Suatu hari, aku terpaksa pulang malam dari sekolah karena desakan tugas kelompok. Waktu sudah menunjukan pukul 22.00, setelah sampai rumah aku bergegas menuju ke tempat Anan. Dia sudah menunggu di depan tempat makannya dengan tatapan yang sangat fokus menunggu tempat itu terisi. "Iya, iya tahu, makanan kan?" Aku langsung mengambil kaleng makanan dari rak di dapur dan langsung menuangkannya ke tempat makannya. Dia langsung memakannya dengan lahap. "Maaf ya aku pulangnya lama, kamu jadinya lapar banget deh." Kataku sambil mengelus-elus dia saat dia makan.
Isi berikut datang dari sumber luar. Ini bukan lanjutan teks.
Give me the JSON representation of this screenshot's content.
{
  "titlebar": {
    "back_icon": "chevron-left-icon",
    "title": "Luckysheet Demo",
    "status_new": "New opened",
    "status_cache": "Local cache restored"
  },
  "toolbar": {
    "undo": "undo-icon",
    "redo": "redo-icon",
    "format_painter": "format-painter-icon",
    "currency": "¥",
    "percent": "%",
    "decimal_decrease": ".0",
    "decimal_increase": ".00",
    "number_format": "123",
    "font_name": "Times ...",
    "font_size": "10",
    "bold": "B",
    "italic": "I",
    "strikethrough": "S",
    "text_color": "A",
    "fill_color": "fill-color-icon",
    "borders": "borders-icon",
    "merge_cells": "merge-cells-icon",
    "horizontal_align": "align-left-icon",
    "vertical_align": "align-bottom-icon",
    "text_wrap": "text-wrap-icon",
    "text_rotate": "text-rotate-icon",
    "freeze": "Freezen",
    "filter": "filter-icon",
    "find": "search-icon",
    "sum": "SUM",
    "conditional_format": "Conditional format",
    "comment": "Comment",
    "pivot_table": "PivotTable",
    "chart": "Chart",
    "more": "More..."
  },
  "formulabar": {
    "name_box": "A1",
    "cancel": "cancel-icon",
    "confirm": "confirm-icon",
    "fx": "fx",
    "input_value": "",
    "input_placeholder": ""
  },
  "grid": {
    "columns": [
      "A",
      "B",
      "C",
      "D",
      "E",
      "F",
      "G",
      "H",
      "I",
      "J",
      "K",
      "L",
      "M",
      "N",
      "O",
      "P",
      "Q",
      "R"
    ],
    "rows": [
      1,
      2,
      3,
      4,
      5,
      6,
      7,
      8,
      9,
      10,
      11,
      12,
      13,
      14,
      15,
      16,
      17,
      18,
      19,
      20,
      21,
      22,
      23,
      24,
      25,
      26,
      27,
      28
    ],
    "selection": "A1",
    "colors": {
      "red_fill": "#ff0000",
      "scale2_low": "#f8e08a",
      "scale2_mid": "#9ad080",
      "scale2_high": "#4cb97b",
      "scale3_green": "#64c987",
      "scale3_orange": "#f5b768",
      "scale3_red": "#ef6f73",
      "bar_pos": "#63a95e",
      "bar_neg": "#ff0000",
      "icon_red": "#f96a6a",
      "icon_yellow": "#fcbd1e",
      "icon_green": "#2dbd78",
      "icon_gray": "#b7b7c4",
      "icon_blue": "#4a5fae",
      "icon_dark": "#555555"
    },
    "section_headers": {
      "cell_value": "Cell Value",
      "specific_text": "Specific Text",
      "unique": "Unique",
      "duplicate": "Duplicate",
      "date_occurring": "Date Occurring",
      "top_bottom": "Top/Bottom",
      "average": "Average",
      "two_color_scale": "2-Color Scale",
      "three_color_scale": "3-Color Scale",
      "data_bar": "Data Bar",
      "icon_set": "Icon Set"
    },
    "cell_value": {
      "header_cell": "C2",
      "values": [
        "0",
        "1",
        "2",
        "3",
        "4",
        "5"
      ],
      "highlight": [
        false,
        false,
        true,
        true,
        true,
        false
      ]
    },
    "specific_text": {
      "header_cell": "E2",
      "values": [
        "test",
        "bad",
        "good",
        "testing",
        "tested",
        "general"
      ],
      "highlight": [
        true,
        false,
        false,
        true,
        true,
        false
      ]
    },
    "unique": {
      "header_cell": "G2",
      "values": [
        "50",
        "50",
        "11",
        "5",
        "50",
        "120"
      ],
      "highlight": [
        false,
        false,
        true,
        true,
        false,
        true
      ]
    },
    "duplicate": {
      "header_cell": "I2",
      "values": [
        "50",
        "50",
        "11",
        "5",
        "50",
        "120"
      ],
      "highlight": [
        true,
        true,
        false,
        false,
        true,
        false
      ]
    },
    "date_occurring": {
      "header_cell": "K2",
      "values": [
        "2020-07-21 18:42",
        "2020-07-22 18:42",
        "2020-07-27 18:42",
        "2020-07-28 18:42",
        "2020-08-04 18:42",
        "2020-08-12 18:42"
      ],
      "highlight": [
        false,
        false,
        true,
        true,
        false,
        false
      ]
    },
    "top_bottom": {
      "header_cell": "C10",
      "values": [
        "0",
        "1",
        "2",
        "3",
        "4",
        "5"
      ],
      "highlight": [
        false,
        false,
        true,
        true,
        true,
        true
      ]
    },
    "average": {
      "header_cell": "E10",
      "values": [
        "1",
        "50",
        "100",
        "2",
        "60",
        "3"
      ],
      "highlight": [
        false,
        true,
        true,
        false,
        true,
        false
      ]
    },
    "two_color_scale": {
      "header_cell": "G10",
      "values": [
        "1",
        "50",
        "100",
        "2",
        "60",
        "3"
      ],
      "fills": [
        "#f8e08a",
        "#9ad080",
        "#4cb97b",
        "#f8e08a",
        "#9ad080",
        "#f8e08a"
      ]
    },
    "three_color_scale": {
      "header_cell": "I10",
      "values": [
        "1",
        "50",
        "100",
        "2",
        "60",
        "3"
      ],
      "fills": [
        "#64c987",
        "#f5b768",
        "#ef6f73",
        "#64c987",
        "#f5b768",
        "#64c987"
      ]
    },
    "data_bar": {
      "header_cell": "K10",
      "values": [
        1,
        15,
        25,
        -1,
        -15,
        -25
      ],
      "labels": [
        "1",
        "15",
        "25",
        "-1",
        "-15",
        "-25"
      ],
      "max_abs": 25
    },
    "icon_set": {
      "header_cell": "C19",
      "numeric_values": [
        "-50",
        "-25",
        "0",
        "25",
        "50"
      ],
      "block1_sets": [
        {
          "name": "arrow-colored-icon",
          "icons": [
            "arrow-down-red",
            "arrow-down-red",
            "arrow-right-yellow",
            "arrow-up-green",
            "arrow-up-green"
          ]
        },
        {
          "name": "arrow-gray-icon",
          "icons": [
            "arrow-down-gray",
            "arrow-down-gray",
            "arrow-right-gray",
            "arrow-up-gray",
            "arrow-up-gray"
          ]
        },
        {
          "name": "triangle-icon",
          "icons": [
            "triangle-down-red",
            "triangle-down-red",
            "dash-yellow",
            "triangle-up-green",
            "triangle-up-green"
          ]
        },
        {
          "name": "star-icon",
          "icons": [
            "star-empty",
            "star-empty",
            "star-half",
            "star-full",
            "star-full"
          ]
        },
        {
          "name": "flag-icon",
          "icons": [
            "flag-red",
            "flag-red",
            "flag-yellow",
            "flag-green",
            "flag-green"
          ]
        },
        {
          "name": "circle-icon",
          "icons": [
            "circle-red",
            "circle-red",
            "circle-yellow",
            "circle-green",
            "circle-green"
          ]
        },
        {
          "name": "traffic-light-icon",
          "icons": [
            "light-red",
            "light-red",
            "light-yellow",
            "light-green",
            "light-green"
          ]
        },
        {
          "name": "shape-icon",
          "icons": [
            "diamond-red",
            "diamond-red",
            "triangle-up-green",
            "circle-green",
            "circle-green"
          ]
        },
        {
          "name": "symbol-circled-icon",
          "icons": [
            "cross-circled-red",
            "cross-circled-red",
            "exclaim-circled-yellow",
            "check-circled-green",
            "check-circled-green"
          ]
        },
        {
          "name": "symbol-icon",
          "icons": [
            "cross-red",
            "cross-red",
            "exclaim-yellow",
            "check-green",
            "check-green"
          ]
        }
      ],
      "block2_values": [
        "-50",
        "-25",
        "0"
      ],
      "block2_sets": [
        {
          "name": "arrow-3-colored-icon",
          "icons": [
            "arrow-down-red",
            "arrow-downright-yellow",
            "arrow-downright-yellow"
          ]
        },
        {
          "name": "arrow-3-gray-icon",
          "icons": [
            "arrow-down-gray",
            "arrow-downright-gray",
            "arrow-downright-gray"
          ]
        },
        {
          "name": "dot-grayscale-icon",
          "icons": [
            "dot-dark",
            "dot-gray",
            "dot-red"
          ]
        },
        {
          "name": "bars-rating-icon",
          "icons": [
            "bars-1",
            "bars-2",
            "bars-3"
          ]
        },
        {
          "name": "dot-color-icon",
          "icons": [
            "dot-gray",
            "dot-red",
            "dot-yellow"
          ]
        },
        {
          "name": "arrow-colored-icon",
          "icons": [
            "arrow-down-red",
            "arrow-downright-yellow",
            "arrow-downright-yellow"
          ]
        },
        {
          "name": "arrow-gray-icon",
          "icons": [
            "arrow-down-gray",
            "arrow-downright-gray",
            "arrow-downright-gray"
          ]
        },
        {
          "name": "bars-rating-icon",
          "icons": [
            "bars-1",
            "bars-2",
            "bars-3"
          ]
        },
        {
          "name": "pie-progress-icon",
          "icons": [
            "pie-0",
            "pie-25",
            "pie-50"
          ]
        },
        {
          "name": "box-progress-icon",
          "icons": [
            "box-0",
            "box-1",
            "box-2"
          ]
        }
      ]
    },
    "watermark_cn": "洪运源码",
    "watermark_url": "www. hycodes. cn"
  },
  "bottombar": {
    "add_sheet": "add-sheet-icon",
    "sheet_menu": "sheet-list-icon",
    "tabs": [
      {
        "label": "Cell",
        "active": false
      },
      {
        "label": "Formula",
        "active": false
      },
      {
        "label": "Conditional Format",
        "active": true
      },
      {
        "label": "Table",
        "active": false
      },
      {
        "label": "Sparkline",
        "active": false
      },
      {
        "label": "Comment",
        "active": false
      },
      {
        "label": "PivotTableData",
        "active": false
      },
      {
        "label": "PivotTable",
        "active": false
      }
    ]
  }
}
Karena hari sudah larut, aku langsung tidur. Mematikan semua lampu yang ada dan berbaring di atas kasur yang nyaman dan diselimuti oleh selimut yang hangat. Namun, ditengah malam aku terbangun karena hujan yang sangat deras dan petir yang menggelegar. Anan yang ketakutan juga langsung menghampiriku, larinya sangat kencang seperti sangat panik, aku langsung memeluk Anan "Puk, puk tenang Anan tenang, cuma petir kok," kataku sambil menenangi ia. Setelah beberapa saat Anan sudah mulai tenang dan ia tidur di sampingku, lalu aku pun tidur dengan dia di sampingku.
Keesokan harinya, aku mengajak Anan jalan-jalan ke taman. Dia sangat semangat sampai sebelum aku membuka pintu dia sudah berputar-putar didepan pintunya, sangat lucu tingkahnya. Kami berjalan sampai ke taman, sembari menyapa beberapa tetangga yang juga sedang berjalan kaki dan berjemur di pagi itu. "Halo Bu, halo Pak!" Sapaku ketika berpapasan dengan mereka Anan juga menyapa dengan gerakan andalannya yang imut yaitu berputar-putar lalu menunjukkan perutnya seperti ingin dielus, tetangga-tetangga ku yang melihat itu langsung mengelusnya "Wah, lembut sekali bulunya, lebat banget juga," ucap mereka saat mengelus perut Anan.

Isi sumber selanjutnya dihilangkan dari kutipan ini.